Salah satu buku yang diterima siswa diketahui diterbitkan pada tahun 2021, namun diberikan dalam kondisi rusak. Hal ini pun menjadi perhatian serius Dinas Pendidikan, Kepemudaan, dan Olahraga (Disdikpora) Badung.
Kabid Pendidikan Sekolah Dasar Disdikpora Badung, Rai Twistyanti Raharja mengatakan, pihaknya telah berkoordinasi dengan sekolah yang membagikan buku tersebut. Dari hasil komunikasi, sekolah mengakui memang memberikan buku dalam kondisi rusak, tetapi hanya untuk dipakai sementara. “Sudah dijelaskan oleh guru kalau buku itu digunakan sementara sampai September ini,” ujar Rai, Selasa (26/8).
Ia memastikan, buku-buku rusak itu nantinya akan diganti menggunakan dana Bantuan Operasional Sekolah (BOS) pada anggaran perubahan tahun 2025. “Memang sudah disiapkan anggarannya di BOS perubahan,” ungkapnya.
Rai menegaskan, tanggung jawab mengganti buku berada di pihak sekolah.

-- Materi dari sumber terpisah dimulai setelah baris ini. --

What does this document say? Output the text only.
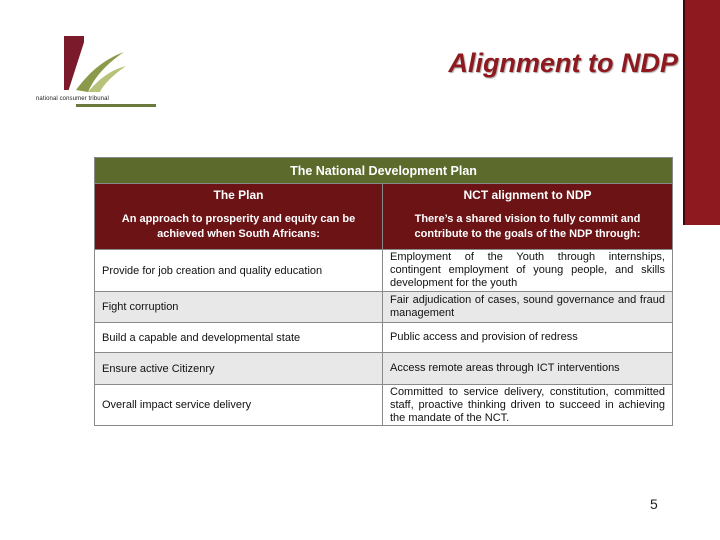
national consumer tribunal
Alignment to NDP
The National Development Plan	
The Plan	NCT alignment to NDP
An approach to prosperity and equity can be achieved when South Africans:	There’s a shared vision to fully commit and contribute to the goals of the NDP through:
Provide for job creation and quality education	Employment of the Youth through internships, contingent employment of young people, and skills development for the youth
Fight corruption	Fair adjudication of cases, sound governance and fraud management
Build a capable and developmental state	Public access and provision of redress
Ensure active Citizenry	Access remote areas through ICT interventions
Overall impact service delivery	Committed to service delivery, constitution, committed staff, proactive thinking driven to succeed in achieving the mandate of the NCT.
5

Dengan demikian, buku yang digunakan siswa harus diganti dengan kondisi yang layak. “(Harus melalui) pengadaan dari dana BOS,” ucapnya.

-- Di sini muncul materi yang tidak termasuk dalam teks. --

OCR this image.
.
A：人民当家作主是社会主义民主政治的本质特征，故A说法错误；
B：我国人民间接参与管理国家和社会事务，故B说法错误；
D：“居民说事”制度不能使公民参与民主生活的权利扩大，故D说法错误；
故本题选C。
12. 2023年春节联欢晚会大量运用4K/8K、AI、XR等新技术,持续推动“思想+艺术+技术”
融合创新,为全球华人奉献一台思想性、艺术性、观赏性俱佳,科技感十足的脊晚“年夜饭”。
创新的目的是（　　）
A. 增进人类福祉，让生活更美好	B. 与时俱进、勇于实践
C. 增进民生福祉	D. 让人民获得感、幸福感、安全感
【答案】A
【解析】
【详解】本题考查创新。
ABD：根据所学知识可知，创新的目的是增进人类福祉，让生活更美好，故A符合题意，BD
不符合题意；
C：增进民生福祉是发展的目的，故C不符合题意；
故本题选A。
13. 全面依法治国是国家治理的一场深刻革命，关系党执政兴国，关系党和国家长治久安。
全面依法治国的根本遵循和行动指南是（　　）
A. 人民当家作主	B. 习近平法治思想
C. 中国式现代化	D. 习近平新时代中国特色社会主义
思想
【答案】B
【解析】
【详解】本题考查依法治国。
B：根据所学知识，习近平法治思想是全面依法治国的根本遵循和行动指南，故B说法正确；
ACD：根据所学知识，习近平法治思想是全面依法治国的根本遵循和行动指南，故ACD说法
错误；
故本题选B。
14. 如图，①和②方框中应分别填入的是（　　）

Lebih lanjut, ia menjelaskan bahwa pengadaan buku paket memang tidak diakomodasi langsung oleh Disdikpora Badung, melainkan menjadi kewenangan masing-masing sekolah dengan memanfaatkan dana BOS. “Kami juga tidak ada mengkoordinir soalnya pembelian buku, jadi kita menyesuaikan kembali dengan kebutuhan masing-masing satuan pendidikan,” jelasnya. (BC9)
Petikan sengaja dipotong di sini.